If you are interested in creating your own medical image data set for a machine learning project, this post is for you. You may also be interested in this post if you work with publicly-available medical imaging datasets and would like some further insight into how these datasets are created.

In this post, you will learn:

  • The basics of DICOM, the file format in which medical images are stored in health systems;
  • How to use Python to bulk download tens of thousands of medical images as DICOMs from health system storage;
  • How to clean the DICOMs and convert them into numpy arrays using an end-to-end Python pipeline that I developed while preparing the RAD-ChestCT data set of 36,316 chest computed tomography volumes, one of the largest volumetric medical imaging datasets in the world.

This post is based in part on an appendix to my recent paper, “Machine-Learning-Based Multiple Abnormality Prediction with Large-Scale Chest Computed Tomography Volumes” (published in the journal Medical Image Analysis and also available on arXiv). If you find this post helpful in your own research, please consider citing our paper. The code for this post is publicly available on GitHub: rachellea/ct-volume-preprocessing.
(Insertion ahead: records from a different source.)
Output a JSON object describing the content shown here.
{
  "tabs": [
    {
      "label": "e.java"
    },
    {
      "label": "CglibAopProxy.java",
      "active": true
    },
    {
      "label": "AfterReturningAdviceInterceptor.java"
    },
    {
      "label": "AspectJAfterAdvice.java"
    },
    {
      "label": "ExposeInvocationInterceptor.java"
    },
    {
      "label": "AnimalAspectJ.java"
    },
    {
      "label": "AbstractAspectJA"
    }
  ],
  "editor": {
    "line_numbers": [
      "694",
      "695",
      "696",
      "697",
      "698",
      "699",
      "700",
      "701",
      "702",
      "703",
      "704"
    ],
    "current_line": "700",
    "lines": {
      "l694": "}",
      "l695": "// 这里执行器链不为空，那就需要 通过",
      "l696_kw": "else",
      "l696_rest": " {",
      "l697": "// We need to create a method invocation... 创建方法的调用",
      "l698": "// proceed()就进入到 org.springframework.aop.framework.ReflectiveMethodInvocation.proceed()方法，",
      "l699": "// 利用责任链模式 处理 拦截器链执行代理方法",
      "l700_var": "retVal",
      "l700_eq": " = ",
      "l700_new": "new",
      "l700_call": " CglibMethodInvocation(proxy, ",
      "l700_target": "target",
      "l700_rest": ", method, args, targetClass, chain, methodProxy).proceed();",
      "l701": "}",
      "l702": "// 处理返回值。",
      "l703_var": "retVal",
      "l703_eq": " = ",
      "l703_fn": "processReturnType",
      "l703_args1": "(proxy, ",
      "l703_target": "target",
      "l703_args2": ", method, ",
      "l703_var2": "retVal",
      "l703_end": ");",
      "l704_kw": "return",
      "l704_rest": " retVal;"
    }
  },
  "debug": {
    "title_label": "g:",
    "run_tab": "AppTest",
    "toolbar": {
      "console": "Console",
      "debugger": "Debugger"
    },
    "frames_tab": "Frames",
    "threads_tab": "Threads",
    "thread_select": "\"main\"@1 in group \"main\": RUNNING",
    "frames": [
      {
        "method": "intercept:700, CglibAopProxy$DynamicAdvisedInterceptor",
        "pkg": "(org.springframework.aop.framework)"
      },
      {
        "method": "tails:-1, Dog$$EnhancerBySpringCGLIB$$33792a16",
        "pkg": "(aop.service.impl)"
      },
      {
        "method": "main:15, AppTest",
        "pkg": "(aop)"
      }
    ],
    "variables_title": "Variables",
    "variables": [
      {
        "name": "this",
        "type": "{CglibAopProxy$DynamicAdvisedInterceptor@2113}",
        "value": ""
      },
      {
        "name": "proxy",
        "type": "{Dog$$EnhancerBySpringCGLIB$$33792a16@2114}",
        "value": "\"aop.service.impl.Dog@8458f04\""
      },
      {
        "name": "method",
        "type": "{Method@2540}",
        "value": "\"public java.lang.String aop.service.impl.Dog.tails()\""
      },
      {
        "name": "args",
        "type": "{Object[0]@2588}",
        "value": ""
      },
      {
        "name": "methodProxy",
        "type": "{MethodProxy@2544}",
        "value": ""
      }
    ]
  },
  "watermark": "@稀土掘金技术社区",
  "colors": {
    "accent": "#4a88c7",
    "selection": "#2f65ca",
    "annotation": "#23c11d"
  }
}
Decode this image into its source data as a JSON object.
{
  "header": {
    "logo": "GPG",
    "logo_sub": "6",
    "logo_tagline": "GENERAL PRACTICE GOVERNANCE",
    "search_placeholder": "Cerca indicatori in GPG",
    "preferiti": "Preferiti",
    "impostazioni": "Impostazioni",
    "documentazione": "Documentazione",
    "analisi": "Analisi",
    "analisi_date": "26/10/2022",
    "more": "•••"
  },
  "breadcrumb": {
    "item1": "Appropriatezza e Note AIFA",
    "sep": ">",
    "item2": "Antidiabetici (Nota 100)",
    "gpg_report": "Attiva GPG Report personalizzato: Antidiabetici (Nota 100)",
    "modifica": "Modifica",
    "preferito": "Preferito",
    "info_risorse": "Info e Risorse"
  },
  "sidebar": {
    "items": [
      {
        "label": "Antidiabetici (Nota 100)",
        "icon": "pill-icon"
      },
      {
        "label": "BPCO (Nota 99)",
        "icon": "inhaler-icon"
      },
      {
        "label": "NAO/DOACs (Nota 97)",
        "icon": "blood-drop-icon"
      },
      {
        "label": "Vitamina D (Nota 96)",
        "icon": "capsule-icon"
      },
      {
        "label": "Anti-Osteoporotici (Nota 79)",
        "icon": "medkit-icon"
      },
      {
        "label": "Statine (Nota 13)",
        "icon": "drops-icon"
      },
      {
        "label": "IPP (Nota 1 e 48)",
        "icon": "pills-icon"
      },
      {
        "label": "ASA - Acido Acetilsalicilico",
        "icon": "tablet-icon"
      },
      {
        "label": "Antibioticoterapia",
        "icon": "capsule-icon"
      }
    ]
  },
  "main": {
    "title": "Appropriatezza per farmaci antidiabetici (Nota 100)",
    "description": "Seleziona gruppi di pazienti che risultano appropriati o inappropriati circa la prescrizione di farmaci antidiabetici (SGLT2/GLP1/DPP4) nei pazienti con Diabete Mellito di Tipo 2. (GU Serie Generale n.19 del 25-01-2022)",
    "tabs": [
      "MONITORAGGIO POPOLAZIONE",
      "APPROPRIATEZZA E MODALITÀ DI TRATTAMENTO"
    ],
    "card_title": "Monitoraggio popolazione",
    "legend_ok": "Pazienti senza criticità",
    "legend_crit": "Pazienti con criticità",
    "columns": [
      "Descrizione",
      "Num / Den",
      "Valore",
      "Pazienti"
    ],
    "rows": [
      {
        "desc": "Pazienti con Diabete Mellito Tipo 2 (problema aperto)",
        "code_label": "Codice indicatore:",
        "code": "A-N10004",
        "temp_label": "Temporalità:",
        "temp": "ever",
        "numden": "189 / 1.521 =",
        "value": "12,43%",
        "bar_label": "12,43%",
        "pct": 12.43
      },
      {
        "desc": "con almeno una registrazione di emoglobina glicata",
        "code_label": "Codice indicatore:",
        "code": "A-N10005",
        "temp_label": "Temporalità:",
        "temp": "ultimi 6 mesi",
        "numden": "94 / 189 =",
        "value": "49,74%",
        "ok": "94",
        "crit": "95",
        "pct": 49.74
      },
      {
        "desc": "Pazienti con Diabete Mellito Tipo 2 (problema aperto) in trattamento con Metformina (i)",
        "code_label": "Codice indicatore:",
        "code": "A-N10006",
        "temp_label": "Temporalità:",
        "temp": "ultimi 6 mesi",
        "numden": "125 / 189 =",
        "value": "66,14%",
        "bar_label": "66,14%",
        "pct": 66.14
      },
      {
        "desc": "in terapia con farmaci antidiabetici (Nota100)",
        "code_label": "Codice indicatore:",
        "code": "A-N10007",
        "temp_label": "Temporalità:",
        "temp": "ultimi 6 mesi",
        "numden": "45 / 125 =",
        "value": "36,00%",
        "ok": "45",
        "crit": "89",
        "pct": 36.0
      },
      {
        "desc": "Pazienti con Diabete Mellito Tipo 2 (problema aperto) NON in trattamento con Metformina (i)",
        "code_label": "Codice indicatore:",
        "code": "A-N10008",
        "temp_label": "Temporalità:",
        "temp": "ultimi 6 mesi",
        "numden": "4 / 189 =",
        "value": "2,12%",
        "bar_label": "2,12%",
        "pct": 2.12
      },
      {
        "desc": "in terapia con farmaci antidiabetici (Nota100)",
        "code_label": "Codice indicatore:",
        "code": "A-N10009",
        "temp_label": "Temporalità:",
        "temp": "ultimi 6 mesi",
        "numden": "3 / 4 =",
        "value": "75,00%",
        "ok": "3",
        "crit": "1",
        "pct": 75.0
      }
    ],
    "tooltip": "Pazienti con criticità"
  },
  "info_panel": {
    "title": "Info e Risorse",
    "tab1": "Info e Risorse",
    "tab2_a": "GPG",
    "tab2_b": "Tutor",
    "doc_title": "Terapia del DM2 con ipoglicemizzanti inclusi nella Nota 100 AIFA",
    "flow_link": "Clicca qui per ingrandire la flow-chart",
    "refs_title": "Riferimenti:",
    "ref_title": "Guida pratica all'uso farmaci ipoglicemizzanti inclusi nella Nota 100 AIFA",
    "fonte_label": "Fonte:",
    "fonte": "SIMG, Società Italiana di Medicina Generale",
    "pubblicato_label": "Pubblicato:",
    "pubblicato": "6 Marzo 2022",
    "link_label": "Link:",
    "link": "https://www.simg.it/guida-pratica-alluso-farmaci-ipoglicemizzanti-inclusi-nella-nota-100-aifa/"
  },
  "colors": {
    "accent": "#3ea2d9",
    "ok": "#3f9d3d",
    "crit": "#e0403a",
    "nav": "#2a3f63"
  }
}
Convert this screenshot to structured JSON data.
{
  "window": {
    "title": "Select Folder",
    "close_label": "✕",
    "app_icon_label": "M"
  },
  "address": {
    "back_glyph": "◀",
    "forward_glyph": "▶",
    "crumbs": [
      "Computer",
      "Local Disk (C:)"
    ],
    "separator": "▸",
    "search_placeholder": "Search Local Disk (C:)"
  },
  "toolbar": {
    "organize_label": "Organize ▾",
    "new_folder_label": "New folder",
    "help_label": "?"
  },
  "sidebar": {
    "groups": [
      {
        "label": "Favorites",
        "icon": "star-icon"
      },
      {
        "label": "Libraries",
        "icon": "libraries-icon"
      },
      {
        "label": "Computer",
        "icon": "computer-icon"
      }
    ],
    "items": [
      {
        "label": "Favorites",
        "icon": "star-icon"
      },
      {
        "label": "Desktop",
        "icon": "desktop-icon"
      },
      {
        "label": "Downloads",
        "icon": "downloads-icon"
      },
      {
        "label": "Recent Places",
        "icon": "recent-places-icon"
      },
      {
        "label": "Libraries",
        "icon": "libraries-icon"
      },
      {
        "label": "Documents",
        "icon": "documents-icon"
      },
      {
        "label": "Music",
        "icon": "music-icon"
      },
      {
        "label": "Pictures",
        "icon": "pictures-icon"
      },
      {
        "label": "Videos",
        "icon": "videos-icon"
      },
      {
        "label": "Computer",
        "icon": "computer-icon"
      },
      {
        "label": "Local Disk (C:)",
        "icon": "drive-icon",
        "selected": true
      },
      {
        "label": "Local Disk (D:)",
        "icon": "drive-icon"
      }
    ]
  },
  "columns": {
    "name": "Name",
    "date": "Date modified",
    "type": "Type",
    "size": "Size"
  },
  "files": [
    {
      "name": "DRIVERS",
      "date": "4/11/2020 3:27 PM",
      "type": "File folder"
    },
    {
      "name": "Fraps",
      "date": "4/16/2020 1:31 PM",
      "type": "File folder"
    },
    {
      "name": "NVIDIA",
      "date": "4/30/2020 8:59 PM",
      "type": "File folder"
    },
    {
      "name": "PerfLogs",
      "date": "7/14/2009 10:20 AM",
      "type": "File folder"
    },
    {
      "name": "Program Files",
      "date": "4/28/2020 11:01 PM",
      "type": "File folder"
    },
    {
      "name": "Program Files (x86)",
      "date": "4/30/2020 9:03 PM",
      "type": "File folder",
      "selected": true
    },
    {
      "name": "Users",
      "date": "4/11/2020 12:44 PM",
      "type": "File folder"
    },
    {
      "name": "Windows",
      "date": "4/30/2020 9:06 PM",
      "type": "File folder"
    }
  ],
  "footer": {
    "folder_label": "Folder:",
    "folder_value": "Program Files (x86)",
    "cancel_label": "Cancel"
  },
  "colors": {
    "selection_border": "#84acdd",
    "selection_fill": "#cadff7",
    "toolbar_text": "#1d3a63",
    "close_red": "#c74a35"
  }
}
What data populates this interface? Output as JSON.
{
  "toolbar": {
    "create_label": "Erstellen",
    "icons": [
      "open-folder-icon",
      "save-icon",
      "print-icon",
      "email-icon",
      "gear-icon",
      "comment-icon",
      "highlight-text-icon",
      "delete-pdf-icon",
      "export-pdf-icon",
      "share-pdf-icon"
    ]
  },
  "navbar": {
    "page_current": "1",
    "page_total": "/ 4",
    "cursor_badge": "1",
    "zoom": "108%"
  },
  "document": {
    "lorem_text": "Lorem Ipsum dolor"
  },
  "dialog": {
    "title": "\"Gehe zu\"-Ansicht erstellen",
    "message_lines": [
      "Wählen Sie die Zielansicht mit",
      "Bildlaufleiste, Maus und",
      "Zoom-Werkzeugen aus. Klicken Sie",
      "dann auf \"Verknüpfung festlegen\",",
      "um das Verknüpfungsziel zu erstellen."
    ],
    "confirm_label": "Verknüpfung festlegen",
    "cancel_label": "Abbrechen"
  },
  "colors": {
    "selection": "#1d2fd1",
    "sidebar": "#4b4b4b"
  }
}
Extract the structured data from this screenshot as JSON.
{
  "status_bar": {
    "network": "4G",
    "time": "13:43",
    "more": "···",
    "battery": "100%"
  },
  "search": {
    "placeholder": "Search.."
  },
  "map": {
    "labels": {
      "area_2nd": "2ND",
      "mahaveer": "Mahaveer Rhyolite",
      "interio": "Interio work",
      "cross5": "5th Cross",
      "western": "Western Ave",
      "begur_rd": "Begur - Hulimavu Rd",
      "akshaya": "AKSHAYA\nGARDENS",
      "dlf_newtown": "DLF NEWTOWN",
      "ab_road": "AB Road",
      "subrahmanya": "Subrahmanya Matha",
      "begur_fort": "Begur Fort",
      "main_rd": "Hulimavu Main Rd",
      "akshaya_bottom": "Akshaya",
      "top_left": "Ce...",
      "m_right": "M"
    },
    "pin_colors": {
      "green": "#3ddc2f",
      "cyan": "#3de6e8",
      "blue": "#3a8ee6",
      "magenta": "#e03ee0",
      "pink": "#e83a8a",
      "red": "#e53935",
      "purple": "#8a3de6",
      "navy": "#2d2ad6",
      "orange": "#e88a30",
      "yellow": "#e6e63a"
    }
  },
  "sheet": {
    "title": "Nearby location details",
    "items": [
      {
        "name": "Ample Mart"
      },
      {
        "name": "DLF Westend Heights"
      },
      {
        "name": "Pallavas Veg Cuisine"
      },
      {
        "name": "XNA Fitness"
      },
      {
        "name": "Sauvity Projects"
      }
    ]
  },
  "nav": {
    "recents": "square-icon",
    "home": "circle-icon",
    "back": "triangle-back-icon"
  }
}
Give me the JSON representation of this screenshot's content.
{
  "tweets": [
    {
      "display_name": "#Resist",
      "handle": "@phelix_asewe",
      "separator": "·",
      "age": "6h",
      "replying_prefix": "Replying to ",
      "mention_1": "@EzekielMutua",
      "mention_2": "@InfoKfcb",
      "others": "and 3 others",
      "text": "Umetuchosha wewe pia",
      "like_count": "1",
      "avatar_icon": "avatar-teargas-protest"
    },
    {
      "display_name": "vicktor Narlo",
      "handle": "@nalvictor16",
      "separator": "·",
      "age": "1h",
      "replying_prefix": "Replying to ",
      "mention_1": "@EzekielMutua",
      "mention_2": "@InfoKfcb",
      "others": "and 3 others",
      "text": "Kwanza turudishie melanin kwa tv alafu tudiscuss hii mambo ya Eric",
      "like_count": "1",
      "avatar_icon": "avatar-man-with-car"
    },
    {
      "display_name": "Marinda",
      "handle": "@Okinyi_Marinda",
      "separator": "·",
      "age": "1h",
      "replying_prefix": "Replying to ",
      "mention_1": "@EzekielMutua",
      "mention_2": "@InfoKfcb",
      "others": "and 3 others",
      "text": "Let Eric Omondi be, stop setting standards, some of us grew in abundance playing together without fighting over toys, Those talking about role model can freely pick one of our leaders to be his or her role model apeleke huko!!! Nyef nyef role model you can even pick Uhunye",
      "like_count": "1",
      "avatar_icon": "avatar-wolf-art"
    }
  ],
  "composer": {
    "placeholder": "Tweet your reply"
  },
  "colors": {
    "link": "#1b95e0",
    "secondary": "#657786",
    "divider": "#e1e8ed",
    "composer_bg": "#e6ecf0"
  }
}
There are many different kinds of medical images including projectional x-rays, computed tomography (CT), magnetic resonance imaging (MRI), and ultrasound. Throughout this post, I will be using CT scans as a running example, although a lot of the concepts discussed in this post are relevant to other kinds of medical images.

Choosing Scans to Download

The first step in building a medical image data set is choosing what scans to download. One way to choose scans is by making use of databases of radiology reports.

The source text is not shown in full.